To submit HW18 from within your hw18 directory, type

make submit

That should result in the following command: 264submit HW18 huffman.c huffman.h frequencies.c frequencies.h priority_queue.c priority_queue.h test_huffman_compress.c bit_writer.c bit_writer.h huffman_compress.c huffman_compress.h huffman_compress.error_messages.c huffman_compress_main.c simple_file_utilities.c simple_file_utilities.h miniunit.h clog.h Makefile

Pretester

There will most likely not be a pretester for this homework.

Q&A

  1. What is the difference between a path and a filename?

    A path could be a filename, but may also specify a directory where that filename is (or will be) located.
  2. How do I write the three bytes in the header?

    Store the data in an instance of the Metadata struct type. Then store that object to the file.
  3. How do I store a struct object to a file?

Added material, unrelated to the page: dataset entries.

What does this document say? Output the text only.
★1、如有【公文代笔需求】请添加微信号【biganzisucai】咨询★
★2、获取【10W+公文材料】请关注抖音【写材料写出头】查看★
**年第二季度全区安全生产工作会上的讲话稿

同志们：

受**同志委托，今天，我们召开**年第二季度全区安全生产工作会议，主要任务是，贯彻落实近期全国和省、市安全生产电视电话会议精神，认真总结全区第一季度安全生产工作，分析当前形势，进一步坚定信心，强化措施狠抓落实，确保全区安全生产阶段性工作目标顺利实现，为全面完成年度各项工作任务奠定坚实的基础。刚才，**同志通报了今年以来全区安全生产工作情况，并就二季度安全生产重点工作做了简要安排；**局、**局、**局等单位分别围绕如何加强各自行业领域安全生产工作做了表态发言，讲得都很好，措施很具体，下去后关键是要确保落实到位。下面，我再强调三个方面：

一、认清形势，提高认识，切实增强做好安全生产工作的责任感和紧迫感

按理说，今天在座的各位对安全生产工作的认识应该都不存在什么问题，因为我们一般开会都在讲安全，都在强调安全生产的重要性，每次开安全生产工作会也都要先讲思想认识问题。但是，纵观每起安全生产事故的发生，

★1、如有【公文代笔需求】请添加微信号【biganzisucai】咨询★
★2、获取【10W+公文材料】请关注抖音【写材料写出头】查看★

    (This was covered in lecture in both sections.)

    Use fwrite(…).

  4. Who do I write the file in compress_file(…)?

    Here is the process:
    • Make a Huffman tree from the contents of the file at in_path.
    • Open a file using open_bit_writer(…).
    • Create an instance of the Metadata struct type.
    • Write the Metadata struct object to the file.
      • This was covered in lecture.
      • You won't know the values for the Metadata object until after you've written the rest, so fill a placeholder for now. It can be all zeros if you want.
    • Write the coding table (tree topology) using your write_coding_table(…).
    • Write a 0 bit (as specified in the article ) to signify the end of the tree. Do not flush before writing the 0 bit. It should come immediately after the bits of the rest of the tree—quite possibly part of the last byte.
    • Write the compressed data using your write_compressed(…).
    • Update the Metadata object with the correct values. You may find ftell(…) useful here.
    • Go back to the beginning of the file using fseek(…) and overwrite the placeholder Metadata object with the real one using fwrite(…).
  5. What do argc and argv mean?

    (This was covered in Prof. Quinn's lecture.)

    • argc is the number of command line arguments, including the name of the program.
    • argv is an array of addresses to each command line argument. argv[0] is always the name of the executable, as it was called.
    • Example: If you type ./huffman_compress letter.txt letter.txt.hc in bash, you will have argv[0]=="./huffman_compress", argv[1]=="letter.txt", and argv[2]=="letter.txt.hc".
  6. What should the main(…) in huffman_compress_main.c do?

    Here is the process:
    • Check if arguments are correct using check_command_line_arguments(…).
    • If so, write the compressed file using compress_file(…).
    • If there were any errors, print them to stderr using fprintf(…) and return EXIT_FAILURE.
    • Otherwise, print nothing and return EXIT_SUCCESS.

Updates

There are no updates to HW18 so far.